Nomi, Bowie und Barock
Es führt kein Weg von Henry Purcell zu David Bowie. Aber ein Umweg? Das schon: über Klaus Nomi, eine der schillerndsten Gestalten der Musik Anfang der 80er Jahre. Seine Markenzeichen: spektakuläre Show, exzentrische Kostüme, offen gelebte Homosexualität – und seine Stimme: Nomi war einer der frühen Countertenöre. Nicht nur für die Popmusik war das damals ziemlich neu.
Andreas Scholl hat Nomi auf seiner Purcell-CD eine Arie gewidmet, den „Cold Song” aus „King Arthur”. Warum? Da muss er weit ausholen. „Bevor ich je an Alte Musik gedacht habe, gab es zu der Zeit, als Fernsehsender nachts noch abgeschaltet wurden, kurz vor Sendeschluss Klaus Nomis ,Cold Song’ im Privatfernsehen”, erzählt er. „Später hörte ich das Original, gehört, gesungen von einem Bariton und dachte: ,Ach, da kommt das her!’ Sonst wäre ich wahrscheinlich nie auf die Idee gekommen, das eine Oktave höher selbst zu singen."
Nomi, ausgebildeter Opernsänger (und Konditor), gehörte zur New Yorker Subkultur seiner Zeit. David Bowie wurde auf ihn aufmerksam, förderte ihn, manche meinen sogar, dass Bowies exzentrische Phase von ihm inspiriert war. Aber bevor Nomi Weltkarriere machen konnte, starb er 1983 als eines der ersten prominenten Aids-Opfer.

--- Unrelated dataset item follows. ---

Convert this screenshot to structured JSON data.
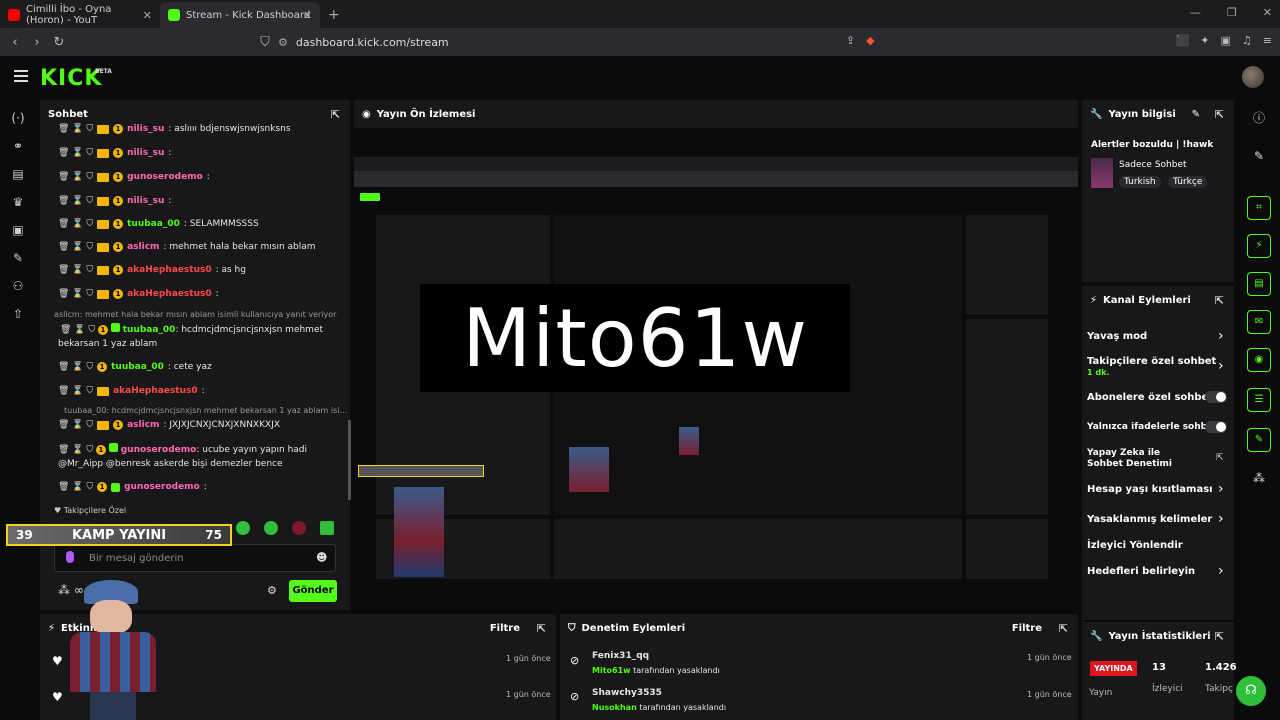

Mit Nomi hat es aber nicht zu tun, dass Andreas Scholl sich schon lange für die Deutsche Aids-Hilfe einsetzt. „Ich hatte in den 80ern meine erste Freundin und gehöre alszur ersten Generation, die mit der Immunschwäche konfrontiert war. Damals waren wir verängstigt: Etwas so Schönes wie Sex war vom Tod bedroht. Heute unterschätzen vor allem die Jugendlichen die Gefahr, sie müssen aufgeklärt werden und Verantwortung zu lernen.”
Als Mensch
Zu Nomis Spezialitäten gehörte die Travestie: Außer Purcells „Cold Song” sang er auch die Abschiedsarie aus Purcells „Dido und Aeneas”. Auch die singt Andreas Scholl auf seiner CD. Doch da gibt es einen gewaltigen Unterschied. „Die Versuchung, Didos Abschied zu singen, ist einfach riesengroß. Es ist so schöne Musik, die neidet man den Sopranistinnen! Aber außerhalb einer Opernaufführung kann man die Arie aus der Geschlechterrolle herausnehmen. Dann singe ich das ganz einfach als Mensch, der im Sterben alle bittet, sich nur an die guten Dinge zu erinnern.”
„Sweeter than Roses” heißt in München der Purcell-Abend, mit dem Scholl derzeit tourt. Natürlich gibt es auch neue Pläne: Er bereitet eine Bach-CD mit Solokantaten bereitet er gerade vor: „Daran kann man sich als Sänger aufreiben”. Opernprojekte gibt es auch. Aber nicht zu viele: „Man ist lange und oft weit von zu Hause weg. Meine Freundin ist mir wichtig, und ich möchte für meine Tochter da sein, auch wenn sie nicht bei mir, sondern bei ihrer Mutter lebt.” Aber an der Met wird er wieder den Bertarido in Händels „Rodelinda” geben, mit Renée Fleming in der Titelrolle. Bei den Pfingstfestspielen 2012 steht er in Salzburg mit Cecilia Bartoli in Händels „Giulio Cesare” auf der Bühne.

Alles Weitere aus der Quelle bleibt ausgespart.